China's National Sword crackdown in 2018 banning imported scrap plastic has roiled the U.S. recycling industry — putting urgency to sell more material in the United States. That has led to investments in technology and more efforts to link with compounders, exhibitors and industry officials said.
"You've had more supply in the domestic market. It's pushed prices down in the market," said Zarzycki of Frontier Plastics. He said Frontier and other recyclers are investing in technological innovation. "It's pushing the need to do something with it. It makes more sense now that there's more material."
Martin Baumann, vice president of sales at recycling equipment company Erema North America Inc. of Ipswich, Mass., said the China ban is now starting to drive investments.
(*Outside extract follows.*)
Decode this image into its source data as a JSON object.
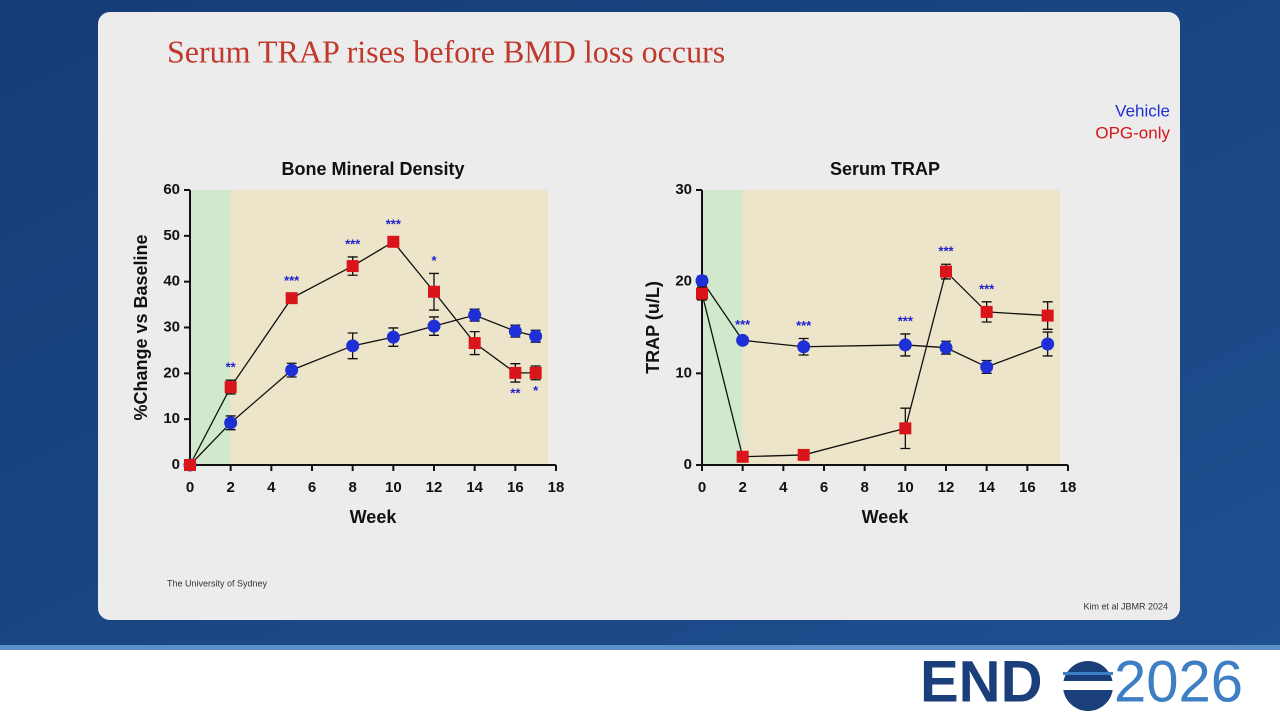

"There was a bit of an expectation in the beginning of the China ban that immediately, big investment plans would spring up. But the reality is, in the about a year [since it was imposed], we're seeing actually truly new plants now, where some of the investment that we've seen for the past year was just sort of expansion of existing capacities, to some degree," he said. "Now we're seeing new installations. We see a tremendous interest in PET recycling. We're not collecting enough, and we need to solve that problem eventually too."
In addition to investments by existing recycling players, Baumann said new players are getting into the sector.
"There's a tremendous movement right now. We get so many requests we almost can't keep up," he said.
Baumann agrees that the plastics recycling industry needs active participation by compounders. Historically in the United States and Canada, he said, much of the recycled plastic went into fairly simple products like plastic lumber or was shipped in bales to China.
"What we're seeing now is actually new plants springing up actually that go from wash line to pelletizing for film. And that's new. But they're just starting up now, or being requested now," Baumann said.
He thinks recyclers also need to evolve, with the help of compounders.
"Recyclers are actually material suppliers, when you really think about it. But they don't behave like material suppliers," Baumann said. "A lot of the relationship on the recycler side is one-on-one. They're more like a toll processor. 'I get some material in, I process it for you.' I sell it to my relationship. But when you think about an Exxon Mobil or a Chevron, they have a catalog, a spec, and everybody can look at that spec. They can distribute their material much more broadly. We as recyclers have to become closer to that, where we can make to spec. I see a tremendous value if more people would be going down that road."
When part designers can pull up CAD drawings and Moldflow documents and see detailed properties of specific recycled material, that would greatly spread its use, he said.
"So we need to 'level up,' and I really believe that compounding can play a key role because one of the beauties of compounding is they make spec to recipes based on the materials," Baumann said.
At the Processing Technologies International LLC booth, Sushant Jain said the new integrated extrusion systems from sheet line maker PTI and compounding machinery maker Farrel Pomini, which continuously compound material directly into sheet, can compound recycled material. Both companies are targeting packaging, automotive and industrial sheet.
PTI and Farrel Pomini both exhibited at the Cleveland trade show.
Recycling is becoming more urgent as public outrage grows over plastics in the oceans, said John Standish, director of the Association of Plastic Recyclers, in a presentation at the trade show.
"You just have to look at the news — sometimes every day it seems, certainly every week. And we see negative publicity dealing with plastics. Plastics in the ocean is the biggest one. More recently we have microplastics," Standish said. "And in the past, the pace of change impacting plastics recycling has gone at a graceful and deliberate speed. As a result of all this negative publicity, the pace of change in our industry's picking up remarkably."
Standish discussed the APR Design Guide for Plastics Recyclability, which he said is an important document for boosting true recyclability of packaging, up front, during product design.